Since then, Action acquired Brooklyn-based Joro Carting in August and Viking Sanitation in September. Both companies had 10 trucks or less, according to federal records.
Another potential avenue for companies that didn’t win zones is to become “designated carters,” or subcontractors, for zone awardees. Local labor and environmental advocates have been eyeing this process out of concern that companies they feel are less reputable could still end up participating in the system.
At the June council hearing, Tisch said DSNY hadn’t approved any designated carters yet but would be doing so soon for Queens Central. No list has been published or shared to date. DSNY declined to comment on where the process stood and has not yet fulfilled a pending public records request for the list.
Sources say multiple designated carters have already been approved, with more on the way. For example, Recycle Track Systems has been approved to use Winters Bros. Waste Systems, now a WM subsidiary, as one of its designated carters.
Other companies are still looking for a way to get involved.
Brooklyn-based Kings County Carting, a smaller hauler, has been engaging with DSNY and others to learn more about why it wasn’t selected in the two zones where it bid. President Alex Veman, who is deaf, feels he wasn’t given adequate accommodations in the bidding process. He request the agency revisit its decision and has been reaching out to elected officials.

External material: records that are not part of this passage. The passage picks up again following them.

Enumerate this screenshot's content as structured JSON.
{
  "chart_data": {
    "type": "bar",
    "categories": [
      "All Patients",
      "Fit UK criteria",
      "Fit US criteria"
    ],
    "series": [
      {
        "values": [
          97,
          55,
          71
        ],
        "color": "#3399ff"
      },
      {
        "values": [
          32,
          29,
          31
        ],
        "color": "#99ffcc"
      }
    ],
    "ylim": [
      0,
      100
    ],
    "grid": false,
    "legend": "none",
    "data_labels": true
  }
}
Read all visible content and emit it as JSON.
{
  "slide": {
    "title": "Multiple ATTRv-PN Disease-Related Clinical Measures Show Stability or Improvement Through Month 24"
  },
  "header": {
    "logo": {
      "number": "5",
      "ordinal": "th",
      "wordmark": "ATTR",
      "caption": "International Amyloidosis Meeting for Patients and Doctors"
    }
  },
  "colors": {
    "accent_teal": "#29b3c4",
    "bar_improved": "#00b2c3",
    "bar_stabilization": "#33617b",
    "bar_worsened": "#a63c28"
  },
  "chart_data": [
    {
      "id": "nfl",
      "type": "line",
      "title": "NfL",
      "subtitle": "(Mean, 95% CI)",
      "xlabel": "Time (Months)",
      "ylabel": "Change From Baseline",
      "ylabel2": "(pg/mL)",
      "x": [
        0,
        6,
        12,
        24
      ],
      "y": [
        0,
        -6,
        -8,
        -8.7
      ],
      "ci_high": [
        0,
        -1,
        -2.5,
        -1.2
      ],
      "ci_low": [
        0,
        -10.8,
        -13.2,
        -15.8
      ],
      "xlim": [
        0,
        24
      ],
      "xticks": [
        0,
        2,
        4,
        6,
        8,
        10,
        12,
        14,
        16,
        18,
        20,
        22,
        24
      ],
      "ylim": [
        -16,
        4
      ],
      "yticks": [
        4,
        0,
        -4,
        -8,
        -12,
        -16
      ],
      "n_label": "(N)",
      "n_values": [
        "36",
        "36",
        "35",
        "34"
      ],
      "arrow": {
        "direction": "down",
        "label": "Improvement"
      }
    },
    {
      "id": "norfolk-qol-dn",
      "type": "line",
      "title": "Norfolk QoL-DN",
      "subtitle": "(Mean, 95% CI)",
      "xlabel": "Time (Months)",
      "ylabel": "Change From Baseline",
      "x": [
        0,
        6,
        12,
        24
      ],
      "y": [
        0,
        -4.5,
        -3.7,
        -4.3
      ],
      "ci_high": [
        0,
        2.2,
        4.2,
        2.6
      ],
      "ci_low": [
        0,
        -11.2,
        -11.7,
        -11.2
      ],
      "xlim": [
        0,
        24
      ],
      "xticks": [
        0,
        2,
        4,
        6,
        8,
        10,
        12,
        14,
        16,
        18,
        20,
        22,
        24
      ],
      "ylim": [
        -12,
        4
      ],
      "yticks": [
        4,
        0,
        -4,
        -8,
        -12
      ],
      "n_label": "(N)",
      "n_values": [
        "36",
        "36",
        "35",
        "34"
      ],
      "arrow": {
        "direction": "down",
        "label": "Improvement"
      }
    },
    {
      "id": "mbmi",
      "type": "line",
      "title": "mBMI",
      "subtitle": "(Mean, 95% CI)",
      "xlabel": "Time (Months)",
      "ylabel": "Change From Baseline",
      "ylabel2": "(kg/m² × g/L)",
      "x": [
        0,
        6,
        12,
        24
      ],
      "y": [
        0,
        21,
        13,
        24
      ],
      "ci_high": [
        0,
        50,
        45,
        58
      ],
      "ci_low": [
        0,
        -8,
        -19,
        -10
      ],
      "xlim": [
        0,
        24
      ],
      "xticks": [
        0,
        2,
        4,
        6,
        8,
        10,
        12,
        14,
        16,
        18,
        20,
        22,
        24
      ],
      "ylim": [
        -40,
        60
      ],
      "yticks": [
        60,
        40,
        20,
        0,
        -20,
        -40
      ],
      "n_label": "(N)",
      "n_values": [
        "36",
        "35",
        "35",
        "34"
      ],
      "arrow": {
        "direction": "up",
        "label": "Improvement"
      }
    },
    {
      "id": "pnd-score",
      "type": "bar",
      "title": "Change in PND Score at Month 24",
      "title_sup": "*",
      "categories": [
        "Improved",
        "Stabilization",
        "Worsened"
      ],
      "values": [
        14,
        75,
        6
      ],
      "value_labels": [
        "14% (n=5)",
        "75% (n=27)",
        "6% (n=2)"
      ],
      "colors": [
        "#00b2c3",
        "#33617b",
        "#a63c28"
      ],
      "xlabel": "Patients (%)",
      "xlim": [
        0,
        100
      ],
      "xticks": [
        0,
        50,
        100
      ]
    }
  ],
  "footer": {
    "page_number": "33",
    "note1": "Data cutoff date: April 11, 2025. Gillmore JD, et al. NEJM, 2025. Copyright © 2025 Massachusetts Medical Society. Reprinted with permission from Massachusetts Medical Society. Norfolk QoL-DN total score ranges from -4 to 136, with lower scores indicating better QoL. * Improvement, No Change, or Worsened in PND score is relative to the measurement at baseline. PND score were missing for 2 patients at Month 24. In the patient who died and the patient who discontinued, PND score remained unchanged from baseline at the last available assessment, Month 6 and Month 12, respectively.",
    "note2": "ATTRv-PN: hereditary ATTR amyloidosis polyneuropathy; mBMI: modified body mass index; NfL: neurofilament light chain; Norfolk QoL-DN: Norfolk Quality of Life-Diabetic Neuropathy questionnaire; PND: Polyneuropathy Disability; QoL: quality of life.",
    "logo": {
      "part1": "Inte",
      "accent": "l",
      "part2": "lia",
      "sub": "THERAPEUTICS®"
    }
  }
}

In an Aug. 5 letter, DSNY Assistant Commissioner Frank Marshall outlined the agency’s selection criteria and said the company “was not among the highest scoring proposers in any of the zones for which you submitted a proposal.” He said the agency “remains committed to working with and providing the best service possible for people with disabilities” and encouraged Veman to consider becoming a designated carter.
Veman recently said via email that he hasn’t had any luck so far becoming a designated carter, or selling the business, and had lost an estimated 40 customers in recent weeks as the zone transition begins.
Meanwhile, certain other companies that didn’t win zones are adamant that they don’t plan to sell and are waiting to see how the transition goes.
Rumors continue to swirl about others that could exit the market, and participants are eagerly waiting to see how DSNY may respond to any other hypothetical transactions involving zone awardees.